The effects of the sequester are beginning to hit home for many of New Mexico’s federally funded social programs like the Supplemental Nutrition Assistance Program, or SNAP, that provides a small amount of grocery money for hundreds of thousands of New Mexicans each month. Several speakers at the New Mexico State Legislature's Health and Human Services Committee meeting Thursday pointed out that New Mexico leads the nation in income inequality, making it one of the poorest states in the nation.
Senator Jacob Candelaria, a democrat from Albuquerque’s west side, says the state’s poor are getting a double whammy, both from sequester aimed at reducing the nation’s deficit by more than $100-billion annually, and by the federal Farm Bill in Congress that is virtually gutting the SNAP program.
“You know, this isn’t some kind of rich, expensive benefit, this is just really keeping people from going into absolute hunger, and it’s something that we need to be committed to as a legislature, and if a very thin benefit is slashed, that has a direct impact on the number of kids that go hungry at night in this state.”

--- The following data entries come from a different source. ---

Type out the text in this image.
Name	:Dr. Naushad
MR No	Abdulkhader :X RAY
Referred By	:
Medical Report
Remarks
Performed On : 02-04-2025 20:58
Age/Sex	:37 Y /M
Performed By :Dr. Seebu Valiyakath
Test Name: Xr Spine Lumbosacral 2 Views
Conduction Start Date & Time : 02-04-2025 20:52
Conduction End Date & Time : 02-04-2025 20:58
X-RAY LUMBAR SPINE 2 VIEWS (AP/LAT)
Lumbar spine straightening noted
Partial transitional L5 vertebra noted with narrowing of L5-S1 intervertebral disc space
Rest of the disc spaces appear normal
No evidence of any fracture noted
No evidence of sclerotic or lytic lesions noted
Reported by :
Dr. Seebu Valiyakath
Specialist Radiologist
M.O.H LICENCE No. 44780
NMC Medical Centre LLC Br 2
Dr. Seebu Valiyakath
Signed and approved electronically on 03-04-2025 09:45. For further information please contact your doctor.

In anticipation of sequester cutbacks earlier this year the New Mexico Legislature put $17-million into reserve, granting themselves the authority to pull cash out if budget shortfalls occurred.
According to Legislative Finance Committee staff, other endangered programs that will see budget cuts include fresh produce in public schools, immunizations, funding for child care assistance and a wide array of federal grants.
Committee members expressed hope that Congress will work out compromises to avert draconian cuts that hit poor communities the hardest.